Leider geht das aber nicht immer.
Neuer Fall: „Frau Doktor, meine Stute schmeißt sich in der Box immer wieder auf den Rücken. Ich habe Angst, das könnte Kolik sein aber der Stallbesitzer meint, die sei nur in Rosse.“
Für alle, die nicht aus der Pferdeecke kommen: Rosse wäre Brunst – und Missionarsstellung ist beim Pferd eher nicht so verbreitet. Eindeutige Koliksymptome!
Meine Antwort: „Ich komme sofort. Wenn sie es schaffen: Pferd raus aus der Box und herumführen, bis ich da bin.
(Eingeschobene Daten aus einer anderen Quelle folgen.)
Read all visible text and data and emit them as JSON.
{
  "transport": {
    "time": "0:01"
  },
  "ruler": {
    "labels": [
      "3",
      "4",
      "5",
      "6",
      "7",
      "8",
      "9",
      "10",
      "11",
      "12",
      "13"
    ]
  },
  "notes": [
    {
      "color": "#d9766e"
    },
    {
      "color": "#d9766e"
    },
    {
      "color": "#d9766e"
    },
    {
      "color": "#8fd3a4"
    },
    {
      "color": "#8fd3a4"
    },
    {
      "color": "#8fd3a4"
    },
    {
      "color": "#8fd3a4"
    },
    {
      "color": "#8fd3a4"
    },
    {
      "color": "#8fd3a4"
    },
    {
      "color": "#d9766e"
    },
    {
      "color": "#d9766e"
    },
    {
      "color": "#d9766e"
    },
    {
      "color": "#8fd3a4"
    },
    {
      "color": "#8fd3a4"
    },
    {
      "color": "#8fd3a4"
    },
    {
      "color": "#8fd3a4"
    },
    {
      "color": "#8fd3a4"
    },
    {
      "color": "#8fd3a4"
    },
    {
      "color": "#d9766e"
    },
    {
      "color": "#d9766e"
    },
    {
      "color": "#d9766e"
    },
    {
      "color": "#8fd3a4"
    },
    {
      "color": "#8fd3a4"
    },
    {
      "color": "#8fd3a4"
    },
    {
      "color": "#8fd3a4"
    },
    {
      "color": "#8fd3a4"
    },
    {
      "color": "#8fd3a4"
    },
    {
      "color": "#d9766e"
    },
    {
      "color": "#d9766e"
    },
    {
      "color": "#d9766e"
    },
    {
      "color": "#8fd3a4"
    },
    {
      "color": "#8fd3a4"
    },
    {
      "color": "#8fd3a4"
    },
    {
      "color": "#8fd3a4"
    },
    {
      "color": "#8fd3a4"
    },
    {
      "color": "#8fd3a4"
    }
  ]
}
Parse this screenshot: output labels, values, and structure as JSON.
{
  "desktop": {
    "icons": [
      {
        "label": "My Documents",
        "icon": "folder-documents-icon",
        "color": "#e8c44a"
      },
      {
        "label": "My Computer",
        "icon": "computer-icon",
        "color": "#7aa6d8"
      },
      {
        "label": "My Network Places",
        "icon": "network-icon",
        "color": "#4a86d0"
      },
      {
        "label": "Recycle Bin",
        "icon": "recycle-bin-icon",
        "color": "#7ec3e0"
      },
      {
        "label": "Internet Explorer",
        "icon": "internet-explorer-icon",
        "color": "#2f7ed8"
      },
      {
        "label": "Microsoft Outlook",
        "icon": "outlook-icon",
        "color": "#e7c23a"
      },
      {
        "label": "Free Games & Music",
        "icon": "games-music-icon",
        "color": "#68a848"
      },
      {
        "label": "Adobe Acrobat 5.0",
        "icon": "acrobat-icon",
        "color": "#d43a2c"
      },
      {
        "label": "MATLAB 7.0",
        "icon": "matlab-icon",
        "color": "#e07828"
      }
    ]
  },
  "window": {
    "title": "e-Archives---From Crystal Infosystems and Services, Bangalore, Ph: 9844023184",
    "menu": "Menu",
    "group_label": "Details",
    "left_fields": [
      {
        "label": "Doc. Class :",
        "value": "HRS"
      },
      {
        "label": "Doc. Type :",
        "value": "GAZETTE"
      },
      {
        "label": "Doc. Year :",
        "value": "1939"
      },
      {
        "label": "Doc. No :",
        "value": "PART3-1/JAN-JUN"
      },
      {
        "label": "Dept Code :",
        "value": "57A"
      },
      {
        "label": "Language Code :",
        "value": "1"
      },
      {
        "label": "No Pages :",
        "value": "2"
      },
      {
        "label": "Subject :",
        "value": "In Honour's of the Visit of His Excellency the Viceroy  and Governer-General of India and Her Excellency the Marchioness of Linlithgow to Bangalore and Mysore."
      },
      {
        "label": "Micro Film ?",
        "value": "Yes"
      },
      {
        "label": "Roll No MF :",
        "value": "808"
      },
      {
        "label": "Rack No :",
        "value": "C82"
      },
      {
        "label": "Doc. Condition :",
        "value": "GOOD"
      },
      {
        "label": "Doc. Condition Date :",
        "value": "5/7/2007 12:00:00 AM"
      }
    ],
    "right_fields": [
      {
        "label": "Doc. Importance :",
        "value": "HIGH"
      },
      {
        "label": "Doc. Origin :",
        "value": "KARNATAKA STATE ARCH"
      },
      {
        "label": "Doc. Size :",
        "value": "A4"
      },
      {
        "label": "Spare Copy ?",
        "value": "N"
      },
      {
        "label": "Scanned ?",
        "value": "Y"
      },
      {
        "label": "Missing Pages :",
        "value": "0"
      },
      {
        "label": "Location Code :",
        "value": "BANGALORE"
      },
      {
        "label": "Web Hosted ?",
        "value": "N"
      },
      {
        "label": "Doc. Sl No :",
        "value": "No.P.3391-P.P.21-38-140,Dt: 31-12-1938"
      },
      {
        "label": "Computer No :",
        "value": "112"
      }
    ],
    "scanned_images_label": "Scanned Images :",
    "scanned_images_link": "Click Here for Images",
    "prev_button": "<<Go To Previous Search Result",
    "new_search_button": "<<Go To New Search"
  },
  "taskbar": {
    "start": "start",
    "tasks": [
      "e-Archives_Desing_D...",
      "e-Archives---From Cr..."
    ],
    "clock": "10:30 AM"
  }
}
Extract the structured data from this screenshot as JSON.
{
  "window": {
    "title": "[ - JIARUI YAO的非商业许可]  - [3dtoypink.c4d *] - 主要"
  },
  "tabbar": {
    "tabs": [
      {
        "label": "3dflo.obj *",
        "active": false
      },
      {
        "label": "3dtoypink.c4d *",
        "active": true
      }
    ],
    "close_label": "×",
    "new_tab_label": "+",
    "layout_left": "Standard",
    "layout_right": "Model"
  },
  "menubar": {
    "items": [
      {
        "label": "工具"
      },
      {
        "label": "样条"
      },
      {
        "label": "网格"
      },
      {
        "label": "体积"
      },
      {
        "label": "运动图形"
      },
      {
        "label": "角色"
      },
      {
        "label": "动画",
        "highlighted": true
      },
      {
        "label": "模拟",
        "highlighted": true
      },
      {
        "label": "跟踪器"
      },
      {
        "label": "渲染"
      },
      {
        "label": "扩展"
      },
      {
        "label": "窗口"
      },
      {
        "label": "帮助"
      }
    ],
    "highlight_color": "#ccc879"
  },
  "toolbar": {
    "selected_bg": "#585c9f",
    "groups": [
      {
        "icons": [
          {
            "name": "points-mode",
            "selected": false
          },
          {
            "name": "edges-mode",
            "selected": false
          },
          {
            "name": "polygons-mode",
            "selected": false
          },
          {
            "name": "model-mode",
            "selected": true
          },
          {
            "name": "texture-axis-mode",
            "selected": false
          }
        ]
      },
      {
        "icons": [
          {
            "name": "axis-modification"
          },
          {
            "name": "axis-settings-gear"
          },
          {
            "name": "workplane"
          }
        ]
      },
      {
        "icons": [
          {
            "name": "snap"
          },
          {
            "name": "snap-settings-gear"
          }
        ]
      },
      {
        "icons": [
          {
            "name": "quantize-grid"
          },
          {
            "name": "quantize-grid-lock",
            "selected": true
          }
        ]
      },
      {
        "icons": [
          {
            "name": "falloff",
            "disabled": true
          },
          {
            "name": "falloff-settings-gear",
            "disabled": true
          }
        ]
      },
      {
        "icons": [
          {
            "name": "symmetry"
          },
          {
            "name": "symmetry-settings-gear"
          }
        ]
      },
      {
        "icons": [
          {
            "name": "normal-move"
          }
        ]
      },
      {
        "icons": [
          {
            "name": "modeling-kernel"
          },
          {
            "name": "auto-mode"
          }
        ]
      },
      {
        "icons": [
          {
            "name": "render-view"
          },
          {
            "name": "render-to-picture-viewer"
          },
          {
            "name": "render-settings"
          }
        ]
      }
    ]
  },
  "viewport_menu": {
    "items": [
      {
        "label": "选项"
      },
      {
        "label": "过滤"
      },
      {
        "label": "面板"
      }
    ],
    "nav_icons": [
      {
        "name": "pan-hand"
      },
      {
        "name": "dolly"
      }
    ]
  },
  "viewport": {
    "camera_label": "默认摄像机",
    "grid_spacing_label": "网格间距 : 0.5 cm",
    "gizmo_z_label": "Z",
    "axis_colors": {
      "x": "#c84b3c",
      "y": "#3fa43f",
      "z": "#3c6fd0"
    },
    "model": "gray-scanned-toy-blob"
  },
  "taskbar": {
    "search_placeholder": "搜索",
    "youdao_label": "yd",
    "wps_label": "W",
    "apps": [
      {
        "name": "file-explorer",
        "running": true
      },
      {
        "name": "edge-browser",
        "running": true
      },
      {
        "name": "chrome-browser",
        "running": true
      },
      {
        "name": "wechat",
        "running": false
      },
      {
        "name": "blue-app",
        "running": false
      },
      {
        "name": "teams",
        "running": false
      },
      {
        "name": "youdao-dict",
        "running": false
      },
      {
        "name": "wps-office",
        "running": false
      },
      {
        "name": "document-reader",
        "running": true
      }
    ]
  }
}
Passen Sie auf sich auf! Wenn's nicht geht, dann finden wir zusammen eine Lösung.“
Man kann einfach nicht auf die Rosse-Idee eingehen an dieser Stelle ... .
Meine Reaktion aber hat den Stallbesitzer bereits nicht gut dastehen lassen. Im Idealfall macht das nichts. Das Pferd erholt sich, die Besitzerin wird gelobt und ermutigt, immer anzurufen, wenn sie unsicher ist, ob ihr Pferd okay ist.
Dem Stallbesitzer kann das Gleiche angeboten werden. Man betont, wie wichtig es uns allen ist, dass es den Pferden gut geht. Alle sind wieder im Boot.
Auf diese Weise ist den Pferden am meisten geholfen. Pferde ziehen auch nicht so gerne mehrmals um – was bei Streit zwischen Pferde- und Stalleigentümer droht.
Ein Restrisiko von stinksauerem Stallbesitzer bleibt leider immer. Es ist schwer, als Tierarzt auf allen Hochzeiten zu tanzen und sich keine Feinde zu machen. Daher zum Schluss ein Vorschlag zu Entscheidungsfindung im Zweifelsfall – zumindest leistet er mir gute Dienste.
Als Tierarzt ist man der Anwalt des Tieres und wenn es nicht geht, sich eloquent durchzumanövrieren ohne jemanden vor den Kopf zu stoßen, dann gilt: Das Pferd und seine Versorgung sind oberste Priorität, dann kommt der Besitzer, dann der Rest der Welt.
Viel Erfolg beim Umsetzen!
Und denkt dran: Ihr seid nicht allein, liebe Kollegen.